SpaceX delayed the launch yesterday due to dangerous wind gusts. The delay came less than an hour before the Falcon 9 rocket was set to take off. The countdown was halted because of excessive upper-level wind at Cape Canaveral and wind from the Atlantic. Conditions were much better today at the time of the launch.
The Dragon capsule is packed with more than 5,700 lbs. of supplies that include science equipment. Astronauts at the space station hope to use some of the new supplies for experiments on seed germination in space. They also want to conduct physics studies and a new tool storage technique on the space station.
Researchers hope to get a better grasp of how and why different plant genes germinate in the harsh environment of space. They will compare their findings with how those seeds germinate on Earth. Anheuser-Bush and Budweiser have provided the seeds that are part of today’s supply run.
According to NASA’s website, “understanding how barley responds to microgravity could identify ways to adapt it for nutritional use on long-duration spaceflights.”
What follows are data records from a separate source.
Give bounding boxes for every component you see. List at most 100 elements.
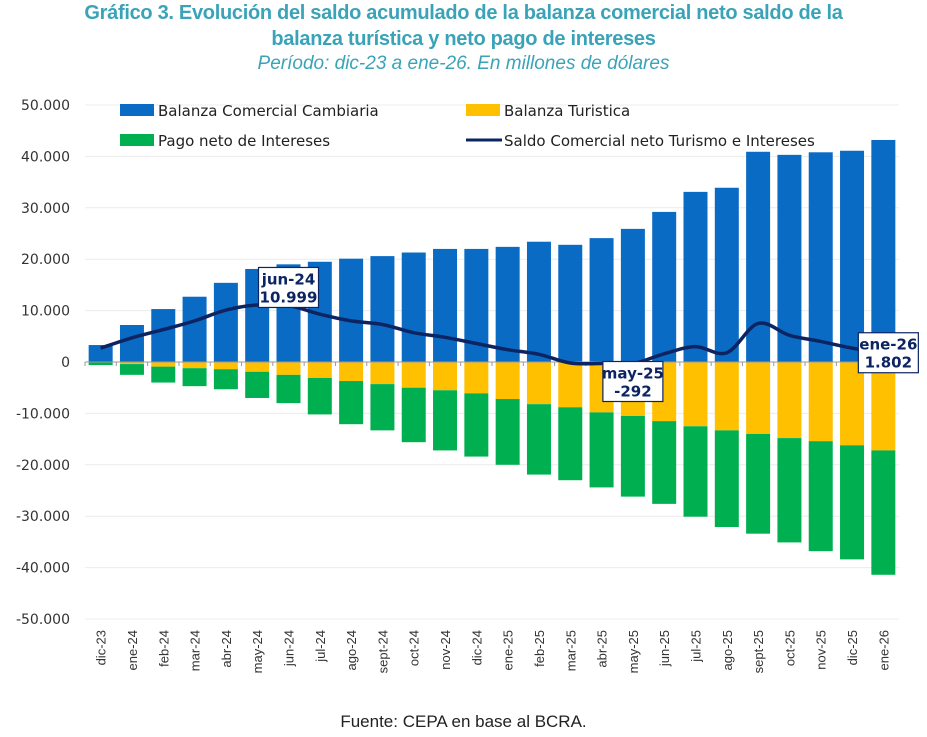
bar-turistica	[464, 362, 489, 394]
bar-intereses	[683, 426, 708, 517]
bar-group-mar-25	[558, 244, 583, 481]
bar-comercial	[714, 187, 739, 362]
y-tick-label: 50.000	[21, 98, 70, 114]
x-tick-label: sept-24	[375, 630, 390, 673]
annotation-box	[257, 266, 320, 309]
bar-turistica	[777, 362, 802, 439]
bar-group-jul-25	[683, 191, 708, 517]
y-tick-label: 30.000	[21, 201, 70, 217]
annotation-label: may-25	[602, 365, 664, 383]
y-tick-label: 20.000	[21, 252, 70, 268]
bar-turistica	[433, 362, 458, 391]
bar-group-ago-24	[339, 258, 364, 425]
y-tick-label: -20.000	[16, 458, 70, 474]
bar-group-nov-24	[433, 248, 458, 451]
x-tick-label: feb-25	[532, 630, 547, 667]
bar-group-ene-26	[871, 139, 896, 575]
bar-comercial	[213, 282, 238, 362]
stacked-bar-line-chart: 50.000 40.000 30.000 20.000 10.000 0 -10.000 -2…	[16, 98, 919, 673]
y-axis: 50.000 40.000 30.000 20.000 10.000 0 -10.000 -2…	[16, 98, 70, 628]
bar-group-ene-25	[495, 246, 520, 465]
bar-comercial	[370, 256, 395, 362]
bar-intereses	[526, 404, 551, 475]
bar-intereses	[840, 445, 865, 560]
x-tick-label: abr-24	[219, 630, 234, 668]
bar-comercial	[495, 246, 520, 362]
bar-comercial	[808, 152, 833, 362]
x-tick-label: jun-24	[282, 630, 297, 667]
bar-turistica	[339, 362, 364, 382]
x-tick-label: may-24	[250, 630, 265, 673]
x-tick-label: oct-25	[782, 630, 797, 666]
bar-intereses	[777, 438, 802, 543]
bar-turistica	[683, 362, 708, 427]
legend-item-intereses: Pago neto de Intereses	[120, 132, 330, 150]
y-tick-label: -40.000	[16, 561, 70, 577]
bar-comercial	[151, 309, 176, 362]
bar-turistica	[558, 362, 583, 408]
bar-comercial	[401, 252, 426, 362]
chart-title-line1: Gráfico 3. Evolución del saldo acumulado…	[84, 2, 843, 24]
chart-source: Fuente: CEPA en base al BCRA.	[340, 712, 587, 731]
bar-turistica	[276, 362, 301, 375]
bar-intereses	[182, 368, 207, 387]
y-tick-label: -10.000	[16, 406, 70, 422]
annotation-ene-26: ene-261.802	[857, 332, 919, 374]
bar-intereses	[464, 393, 489, 457]
bar-group-nov-25	[808, 152, 833, 552]
x-tick-label: dic-25	[845, 630, 860, 665]
bar-group-dic-24	[464, 248, 489, 457]
bar-turistica	[495, 362, 520, 400]
bar-turistica	[213, 362, 238, 370]
bar-comercial	[620, 228, 645, 362]
bar-turistica	[840, 362, 865, 446]
bar-intereses	[213, 369, 238, 390]
bar-turistica	[714, 362, 739, 431]
annotation-label: ene-26	[859, 336, 917, 354]
bar-group-abr-25	[589, 238, 614, 488]
bar-group-dic-25	[840, 150, 865, 560]
legend-item-turistica: Balanza Turistica	[466, 102, 630, 120]
bar-comercial	[339, 258, 364, 362]
y-tick-label: 40.000	[21, 149, 70, 165]
bar-group-oct-24	[401, 252, 426, 443]
annotation-box	[857, 332, 919, 374]
bar-intereses	[276, 374, 301, 404]
bar-turistica	[808, 362, 833, 442]
x-tick-label: ago-25	[720, 630, 735, 670]
bar-group-feb-24	[151, 309, 176, 383]
y-tick-label: -50.000	[16, 612, 70, 628]
bar-turistica	[526, 362, 551, 405]
bar-comercial	[558, 244, 583, 362]
saldo-line	[100, 302, 884, 367]
annotation-box	[602, 360, 664, 403]
x-tick-label: jul-25	[689, 630, 704, 663]
bar-comercial	[840, 150, 865, 362]
bar-intereses	[401, 387, 426, 443]
bar-group-sept-25	[746, 151, 771, 534]
legend-label-comercial: Balanza Comercial Cambiaria	[158, 102, 379, 120]
x-tick-label: dic-23	[94, 630, 109, 665]
bar-turistica	[370, 362, 395, 385]
bar-group-ago-25	[714, 187, 739, 527]
bar-comercial	[871, 139, 896, 362]
x-tick-label: jun-25	[657, 630, 672, 667]
legend-swatch-turistica	[466, 104, 500, 116]
bar-turistica	[401, 362, 426, 388]
bar-turistica	[245, 362, 270, 372]
bar-comercial	[88, 345, 113, 362]
legend-item-saldo: Saldo Comercial neto Turismo e Intereses	[466, 132, 815, 150]
legend: Balanza Comercial Cambiaria Balanza Turi…	[120, 102, 815, 150]
bar-group-oct-25	[777, 154, 802, 543]
legend-label-intereses: Pago neto de Intereses	[158, 132, 330, 150]
bar-intereses	[558, 407, 583, 481]
x-axis: dic-23 ene-24 feb-24 mar-24 abr-24 may-24 jun-…	[84, 361, 900, 673]
bar-turistica	[871, 362, 896, 451]
bar-group-mar-24	[182, 296, 207, 387]
x-tick-label: nov-25	[814, 630, 829, 670]
chart-title-line2: balanza turística y neto pago de interes…	[271, 28, 656, 50]
bar-intereses	[88, 362, 113, 366]
chart-header: Gráfico 3. Evolución del saldo acumulado…	[0, 0, 927, 76]
bar-comercial	[119, 324, 144, 362]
Scientists want to see how the seeds germinate in orbit before their growth is halted through malting. They will also study how space effects muscle and bone loss in humans with the use of what are called “mighty mice.” The mice are genetically modified to enhance muscle growth.
The supply shipment also includes items for NASA’s Cold Atom Lab. It produces clouds of what are known as Bose-Einstin condensates. They are ultra-cooled atoms just slightly below the temperature of absolute zero. Researchers say that the extreme cold acts like a magnifying glass on the atoms to allow them a better look into the quantum characteristics of the material.
Scientists also hope to study the fundamental theories of physics related to gravity and its affect on matter.
The trip to the space station isn’t quick, however. It will take about three days to get there. Dragon is expected to berth on December 8. It will return on January 6. Engineers say they expect it to splash into the Pacific Ocean with about 1,800 lbs. of science samples and gear.
The International Space Station is will soon mark its 20th birthday. NASA notes that it has helped make research breakthroughs not possible on Earth. Eventually, they hope what they have learned will enable “long-duration human and robotic exploration into deep space.”
More than 230 people from 18 countries have visited the station over its lifetime.